More Than Just a Slogan
Maintaining diversity in a large community is easy. It comes naturally to welcome and invite people whatever their particular background. Maintaining unity among a large diverse community, however, is a great challenge. Special interest groups develop that lobby for their needs or for the Rabbi to take a particular position or create or eliminate certain practices, procedures or protocols. The challenge of leadership, lay and professional, is to always do what is right for the community as a whole, no matter how passionately a special interest group may present their particular position.
We are always seeking opportunities throughout the year to experience the “Celebrating Unity” part of our slogan. For me personally, and many others have shared the same sentiment, Neilah in the Rand Sanctuary is a highlight of the year. The Shechet Minyan and Rand Sanctuary Minyanim combine. Others from the various minyanim in the Shul join as well for an incredibly spirited and serious davening. The walls shake from the collective singing and the decorum is at an all time high. It is as if the amazingly diverse gathering combines our very distinct and different prayers to form a near perfect prayer and deliver it through the closing gates to on High.

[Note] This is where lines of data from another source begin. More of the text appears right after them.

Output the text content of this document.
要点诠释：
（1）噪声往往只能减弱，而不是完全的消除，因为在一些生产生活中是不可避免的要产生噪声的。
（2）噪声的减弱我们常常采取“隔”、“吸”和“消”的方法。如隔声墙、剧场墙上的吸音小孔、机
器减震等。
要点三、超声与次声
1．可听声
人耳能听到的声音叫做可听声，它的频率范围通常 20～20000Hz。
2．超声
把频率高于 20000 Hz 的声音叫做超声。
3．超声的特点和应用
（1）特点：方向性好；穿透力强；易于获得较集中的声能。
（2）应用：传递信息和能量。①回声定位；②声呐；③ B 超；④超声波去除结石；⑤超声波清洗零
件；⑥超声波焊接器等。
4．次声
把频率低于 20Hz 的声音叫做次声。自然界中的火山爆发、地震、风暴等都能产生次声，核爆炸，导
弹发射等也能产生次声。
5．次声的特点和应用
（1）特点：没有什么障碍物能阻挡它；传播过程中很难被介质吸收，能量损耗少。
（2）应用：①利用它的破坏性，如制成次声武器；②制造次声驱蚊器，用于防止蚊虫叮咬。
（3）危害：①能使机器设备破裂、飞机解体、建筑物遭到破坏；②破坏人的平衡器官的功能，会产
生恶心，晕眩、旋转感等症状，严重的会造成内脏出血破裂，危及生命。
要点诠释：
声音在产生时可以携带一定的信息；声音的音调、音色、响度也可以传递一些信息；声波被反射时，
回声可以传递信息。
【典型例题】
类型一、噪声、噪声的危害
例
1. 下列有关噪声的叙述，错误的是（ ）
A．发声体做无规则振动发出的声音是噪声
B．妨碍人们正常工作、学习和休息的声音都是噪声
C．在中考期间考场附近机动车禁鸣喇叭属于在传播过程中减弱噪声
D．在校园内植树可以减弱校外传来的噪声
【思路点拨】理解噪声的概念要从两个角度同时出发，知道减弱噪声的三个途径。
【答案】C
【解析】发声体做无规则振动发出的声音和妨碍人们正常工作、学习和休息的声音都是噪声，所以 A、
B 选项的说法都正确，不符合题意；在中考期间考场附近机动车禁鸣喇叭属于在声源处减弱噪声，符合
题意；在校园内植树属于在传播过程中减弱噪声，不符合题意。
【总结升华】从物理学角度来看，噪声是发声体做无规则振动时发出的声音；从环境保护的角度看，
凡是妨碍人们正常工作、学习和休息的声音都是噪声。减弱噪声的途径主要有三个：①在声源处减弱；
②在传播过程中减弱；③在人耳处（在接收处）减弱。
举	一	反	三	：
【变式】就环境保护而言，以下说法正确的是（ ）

A second opportunity for unity presents itself in a couple of weeks when we come together to celebrate Simchas Torah. Different minyanim have their own Shacharis and Torah readings, but we do something on Simchas Torah morning that we don’t do on any other day of the year. Every single minyan comes together for one joint Musaf. After all, we stood as one united nation when we received the Torah and we should stand together as one when we celebrate it as well.

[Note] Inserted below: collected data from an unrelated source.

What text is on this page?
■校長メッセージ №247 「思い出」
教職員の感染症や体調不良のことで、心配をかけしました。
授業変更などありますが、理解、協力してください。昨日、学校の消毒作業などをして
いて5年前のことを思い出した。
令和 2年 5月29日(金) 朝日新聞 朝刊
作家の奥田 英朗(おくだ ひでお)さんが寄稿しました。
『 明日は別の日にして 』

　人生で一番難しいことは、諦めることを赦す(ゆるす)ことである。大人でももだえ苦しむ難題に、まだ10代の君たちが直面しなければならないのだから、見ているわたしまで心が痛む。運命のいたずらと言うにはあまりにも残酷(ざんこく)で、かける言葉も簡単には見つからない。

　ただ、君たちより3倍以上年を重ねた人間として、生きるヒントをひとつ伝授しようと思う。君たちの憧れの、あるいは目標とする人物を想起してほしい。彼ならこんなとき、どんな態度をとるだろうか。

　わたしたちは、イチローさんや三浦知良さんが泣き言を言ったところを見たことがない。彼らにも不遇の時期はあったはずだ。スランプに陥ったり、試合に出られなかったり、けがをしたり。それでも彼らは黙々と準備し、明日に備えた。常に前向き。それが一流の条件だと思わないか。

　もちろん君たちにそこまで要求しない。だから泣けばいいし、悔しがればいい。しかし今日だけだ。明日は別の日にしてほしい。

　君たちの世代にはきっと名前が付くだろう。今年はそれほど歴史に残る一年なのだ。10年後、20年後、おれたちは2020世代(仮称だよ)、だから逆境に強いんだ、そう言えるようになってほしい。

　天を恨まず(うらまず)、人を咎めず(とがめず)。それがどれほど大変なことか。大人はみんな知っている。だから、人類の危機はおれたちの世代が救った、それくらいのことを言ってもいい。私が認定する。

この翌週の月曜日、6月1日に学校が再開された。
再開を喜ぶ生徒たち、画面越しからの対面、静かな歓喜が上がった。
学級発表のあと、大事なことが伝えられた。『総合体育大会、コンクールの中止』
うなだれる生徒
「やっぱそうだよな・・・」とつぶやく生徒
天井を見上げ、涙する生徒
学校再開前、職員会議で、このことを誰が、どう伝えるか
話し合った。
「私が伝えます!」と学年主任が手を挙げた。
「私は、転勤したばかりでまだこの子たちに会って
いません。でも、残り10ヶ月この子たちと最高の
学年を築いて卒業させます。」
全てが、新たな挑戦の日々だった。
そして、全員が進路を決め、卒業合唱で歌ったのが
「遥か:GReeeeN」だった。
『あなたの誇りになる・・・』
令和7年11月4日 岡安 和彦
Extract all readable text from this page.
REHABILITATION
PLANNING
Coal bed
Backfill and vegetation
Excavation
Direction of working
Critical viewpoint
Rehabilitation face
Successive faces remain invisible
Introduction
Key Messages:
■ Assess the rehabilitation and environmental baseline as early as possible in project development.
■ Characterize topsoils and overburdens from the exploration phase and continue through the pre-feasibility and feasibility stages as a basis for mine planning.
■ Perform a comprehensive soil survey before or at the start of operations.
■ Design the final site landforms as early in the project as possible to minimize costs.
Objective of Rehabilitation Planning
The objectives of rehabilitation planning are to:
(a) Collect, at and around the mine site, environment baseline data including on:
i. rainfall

And so Neilah and Simchas Torah are among the high points of the year for me, not only because they both close a loop and complete a holiday, but because we do so with a profound sense of unity and togetherness.
But something struck me on Rosh Hashana. While we try to artificially create unity moments and opportunities for the community, the most authentic ones come organically and by themselves. Many of the minyanim at BRS let out at approximately the same time on both days of Rosh Hashana. As people began to see friends, acquaintances, neighbors and community members from other minyanim, a remarkable thing began to occur. Everyone was not only greeting, they were blessing one another. The aura and atmosphere of a community sharing blessings together was extraordinary. Usually shy people were transformed into Chassidishe Rebbes as the sweetest blessings flowed from their lips.
Our Rabbis teach us, birchos hedyot, al tiheye kalla b’einecha. Even the blessing of a regular person should not be taken lightly. If that is true for an ordinary person, imagine the power of the blessings of a community of ordinary people on one another.
As we begin the New Year, let us continue to value diversity and the benefits that come from having a community with all kinds of people. But at the same time let’s never stop celebrating our unity and reaping its blessings.